Tükenmişlik sendromu en çok Y ve Z kuşağını etkiledi
İş yerinde rol belirsizliği arttıkça tükenmişlik hissinin de arttığı, sosyal ilişkilerden hoşnutluk ve çalışma özerkliğinin ise bu hissi azalttığı tespit edildi. Y kuşağı genel esenliği en düşük, tükenmişlik hissi en yüksek kuşak olarak dikkat çekerken Z kuşağı da Y kuşağına çok yakın bir tablo çizdi.
İş yerinde rol belirsizliği arttıkça tükenmişlik hissinin de arttığı, sosyal ilişkilerden hoşnutluk ve çalışma özerkliğinin ise bu hissi azalttığı tespit edildi. Y kuşağı genel esenliği en düşük, tükenmişlik hissi en yüksek kuşak olarak dikkat çekerken Z kuşağı da Y kuşağına çok yakın bir tablo çizdi.
10 Şubat 2025, 11:04 Güncelleme: 10 Şubat 2025, 11:16
Kurumsal esenlik çözümü Wellbees ve yılda ortalama 1,9 milyon kişinin yeni işini bulmasına doğrudan katkı sağlayan Kariyer.net, çalışanların esenlik düzeyini etkileyen faktörleri belirlemek üzere ‘Esenlik Araştırması’ yaptı. Sabancı Üniversitesi Yönetim Bilimleri Fakültesi'nden akademisyenlerin danışmanlığında, 26 sektörden bin kişinin katılımıyla gerçekleştirilen araştırmada, ‘genel esenlik’, ‘tükenmişlik’ ve ‘işten duygusal memnuniyet’ olmak üzere esenliğin üç boyutu ele alındı.
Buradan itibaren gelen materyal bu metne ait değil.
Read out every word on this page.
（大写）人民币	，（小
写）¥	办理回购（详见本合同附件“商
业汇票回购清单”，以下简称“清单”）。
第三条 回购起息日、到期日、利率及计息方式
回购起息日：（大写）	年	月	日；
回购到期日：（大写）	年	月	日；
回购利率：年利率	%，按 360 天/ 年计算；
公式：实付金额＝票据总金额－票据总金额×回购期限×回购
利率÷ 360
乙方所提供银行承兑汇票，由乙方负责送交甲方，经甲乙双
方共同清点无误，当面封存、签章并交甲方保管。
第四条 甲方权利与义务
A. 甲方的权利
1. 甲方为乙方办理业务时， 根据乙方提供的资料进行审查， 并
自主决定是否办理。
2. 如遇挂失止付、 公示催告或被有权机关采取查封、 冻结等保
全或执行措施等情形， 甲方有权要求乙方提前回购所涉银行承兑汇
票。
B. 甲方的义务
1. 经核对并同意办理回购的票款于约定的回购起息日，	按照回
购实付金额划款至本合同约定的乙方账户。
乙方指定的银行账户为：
Çalışanlar fikirlerinin sorulmasını bekliyor
Araştırmada, bireyin hayatında anlam bulduğu hem fiziksel hem ruhsal olarak hoşnut hissettiği durumu ifade eden genel esenliği en çok etkileyen faktörlerin çalışma hayatındaki özerklik yani çalışanların iş ortamında kendi kararlarını aldıkları ve fikirlerinin sorulması, sosyal ilişkilerden hoşnutluk ve mevcut sosyo-ekonomik statü olduğu bulundu.
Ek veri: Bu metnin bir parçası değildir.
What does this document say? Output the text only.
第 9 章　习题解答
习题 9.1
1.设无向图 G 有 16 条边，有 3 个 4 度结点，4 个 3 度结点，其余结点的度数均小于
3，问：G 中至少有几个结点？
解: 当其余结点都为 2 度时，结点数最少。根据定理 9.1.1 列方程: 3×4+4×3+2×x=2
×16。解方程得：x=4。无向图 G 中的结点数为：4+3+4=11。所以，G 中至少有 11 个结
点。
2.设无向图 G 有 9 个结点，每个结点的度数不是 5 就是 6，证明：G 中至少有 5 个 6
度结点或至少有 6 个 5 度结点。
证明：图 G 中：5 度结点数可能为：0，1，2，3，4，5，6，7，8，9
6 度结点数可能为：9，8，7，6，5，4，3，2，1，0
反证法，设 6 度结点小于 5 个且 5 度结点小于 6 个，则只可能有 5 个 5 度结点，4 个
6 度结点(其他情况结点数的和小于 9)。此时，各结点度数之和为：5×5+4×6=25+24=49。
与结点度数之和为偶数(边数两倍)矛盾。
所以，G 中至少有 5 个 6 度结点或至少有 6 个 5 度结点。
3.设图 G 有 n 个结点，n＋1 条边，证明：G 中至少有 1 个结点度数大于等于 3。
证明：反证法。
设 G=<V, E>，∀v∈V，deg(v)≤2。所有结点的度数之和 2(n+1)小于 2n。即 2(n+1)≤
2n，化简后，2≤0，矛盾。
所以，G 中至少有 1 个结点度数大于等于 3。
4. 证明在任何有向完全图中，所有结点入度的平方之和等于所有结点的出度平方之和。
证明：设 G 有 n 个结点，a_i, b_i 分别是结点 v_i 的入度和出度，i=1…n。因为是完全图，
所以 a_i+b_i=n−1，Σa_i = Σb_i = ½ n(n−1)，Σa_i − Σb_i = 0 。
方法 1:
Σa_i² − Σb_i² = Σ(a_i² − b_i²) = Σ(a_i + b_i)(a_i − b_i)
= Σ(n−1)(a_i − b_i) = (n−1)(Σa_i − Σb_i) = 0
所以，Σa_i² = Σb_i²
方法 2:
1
Rol belirsizliği tüketiyor
Son yıllarda iş dünyasında giderek daha fazla duyulmaya başlanan tükenmişlik de araştırmanın konu başlıkları arasında yer aldı. Buna göre tükenmişliği rol belirsizliği yani çalışanların kendilerinden ne beklendiğini bilmeme ve görevlerinin net olmaması durumları arttırırken, çalışma özerkliği ve sosyal ilişkilerden hoşnutluğun tükenmişliği azalttığı görüldü. Genel esenliği azaltan ve tükenmişlik hissini artıran bazı faktörlerin aynı olması, bu iki durumun birbirini tetikleyebileceğini de gösterdi.
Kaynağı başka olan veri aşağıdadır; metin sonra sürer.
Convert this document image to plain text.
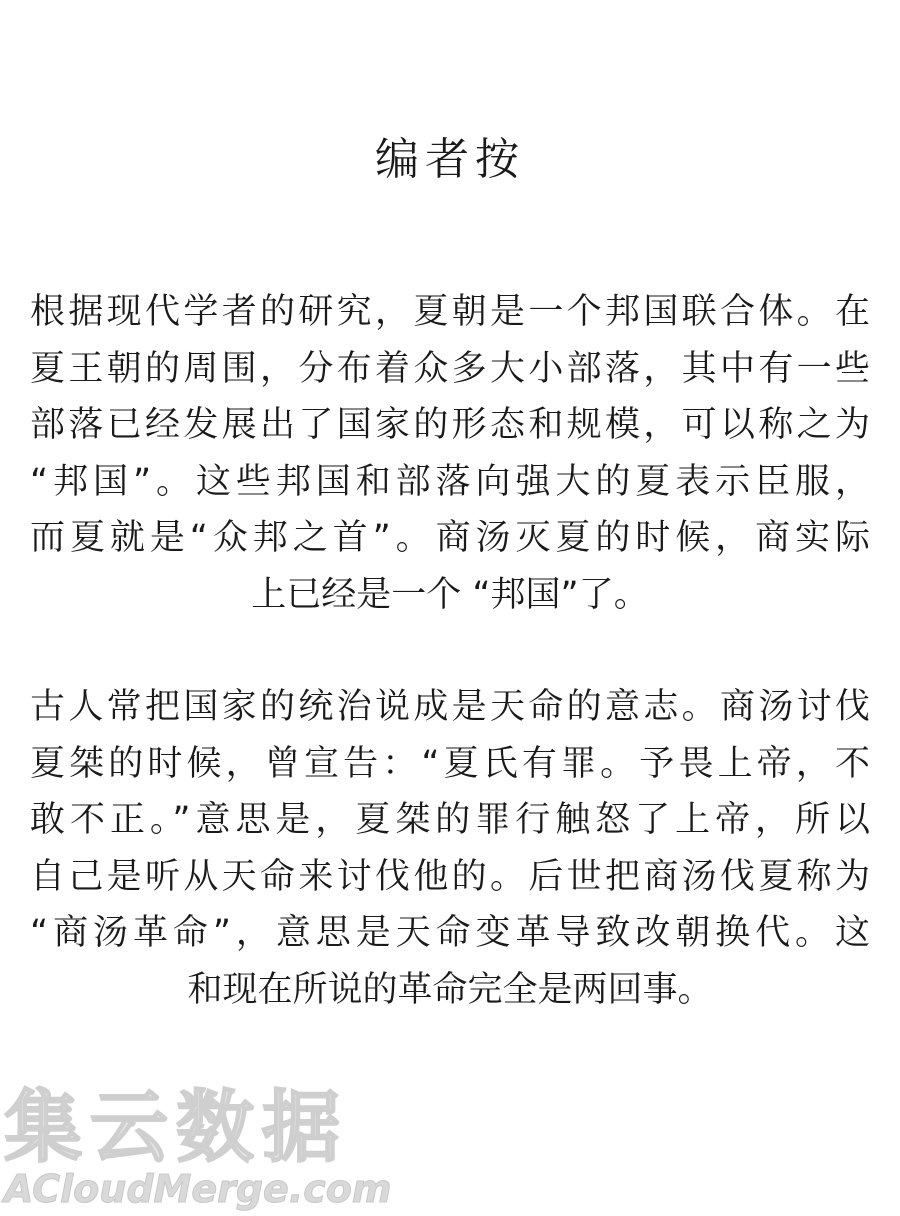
编者按
根据现代学者的研究，夏朝是一个邦国联合体。在
夏王朝的周围，分布着众多大小部落，其中有一些
部落已经发展出了国家的形态和规模，可以称之为
“邦国”。这些邦国和部落向强大的夏表示臣服，
而夏就是“众邦之首”。商汤灭夏的时候，商实际
上已经是一个 “邦国”了。
古人常把国家的统治说成是天命的意志。商汤讨伐
夏桀的时候，曾宣告：“夏氏有罪。予畏上帝，不
敢不正。”意思是，夏桀的罪行触怒了上帝，所以
自己是听从天命来讨伐他的。后世把商汤伐夏称为
“商汤革命”，意思是天命变革导致改朝换代。这
和现在所说的革命完全是两回事。
集云数据
ACloudMerge.com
İş dünyası için yeni alarm: Eko-anksiyete
Araştırmanın dikkat çekici sonuçlarından biri de iklim krizi olaylarının çalışanlar üzerindeki etkileri oldu. Tanık olduğumuz iklim değişikliklerinin kişilerde kaygı ve korkuya yol açma durumunu ifade eden eko-anksiyete hem genel esenliği hem de tükenmişliği orta düzeyde etkileyen faktörler arasında yer aldı. Araştırmada eko-anksiyetenin yüksek çıkma sebebinin firmaların bu alandaki çalışmalarının oluşturduğu farkındalık sonucu olabileceğine vurgu yapıldı. Öte yandan makroekonomik ortama duyulan güvenin düşük olması da hem genel esenliği hem de tükenmişliği etkileyen bir diğer ortak faktör oldu.
Y ve Z kuşağı mutsuz ve tükenmiş hissediyor
Araştırma, katılımcıların yüzde 73,7’sini oluşturan Y ve X kuşaklarının esenliğinin düşük olduğunu da gösterdi. Buna göre Y kuşağı her iki kategoride de ilk sırada yer alırken Z kuşağı da Y kuşağına çok yakın bir tablo çizdi. X ve Baby Boomer kuşağının ise Y ve Z kuşağına nazaran daha yüksek esenliğe sahip olduğu ortaya çıktı.